3. Les salariés travaillant en équipe de Suppléance se verront prélever 0,5 jour (équivalent à 5h30 de travail) dans l’ordre de priorité suivant :

- Heures de récupération

- Heures de repos compensateur

- Congés d’ancienneté

- Congés payés (intégrant les jours de repos conventionnels précédemment acquis)

Les jours « monétisés » transférés dans ce fonds seront déduits sur les bulletins de paie du mois de juillet 2020.

ARTICLE 3 – Modalités de distribution du fonds de « Solidarité Covid-19 »

Dans une approche de préservation du pouvoir d’achat et de soutien aux plus basses rémunérations, il est convenu d’attribuer une somme unique et forfaitaire à chaque salarié concerné par journée placée en chômage partiel.

Ce mode de distribution permettra donc aux salariés ayant les tranches de rémunérations les moins élevées de percevoir un niveau de soutien supérieur.

Les fonds ainsi prélevés seront versés sur les bulletins de paie de juillet 2020 des salariés non forfaités concernés.

ARTICLE 4 - Fonctionnement du fonds de « solidarité Covid-19 »

Les versements réalisés dans le cadre de l’article 2 ci-dessus seront clairement identifiés dans un fonds créé à cet effet. Ils permettront d’apporter un complément de rémunération des salariés non forfaités pour les journées d’activité partielle.

Les parties conviennent que ce complément de rémunération s’applique pour la période du 18 mars au 31 mai 2020, déduction faite des congés (de toute nature) pris pendant cette période.

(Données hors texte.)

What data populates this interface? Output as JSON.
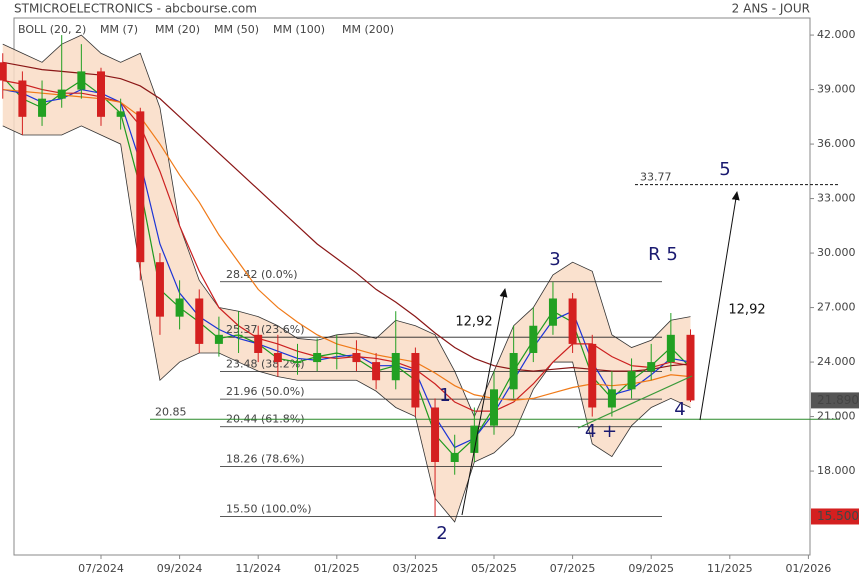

Les signataires du présent accord se réuniront avant fin mai 2020, pour faire un point de situation, vérifier la bonne utilisation des fonds, faire un bilan, et décider de la meilleure utilisation du reliquat éventuel avant de clôturer ce fonds de solidarité Covid 19.

Titre 4 – Durée de l’accord

Le présent accord entre en vigueur à compter de la date de sa signature. Il s’applique exclusivement pour le traitement de la gestion de l’activité partielle pour la période du 18 mars au 31 mai 2020, période ayant fait l’objet d’une autorisation de la Direccte le 02 avril 2020.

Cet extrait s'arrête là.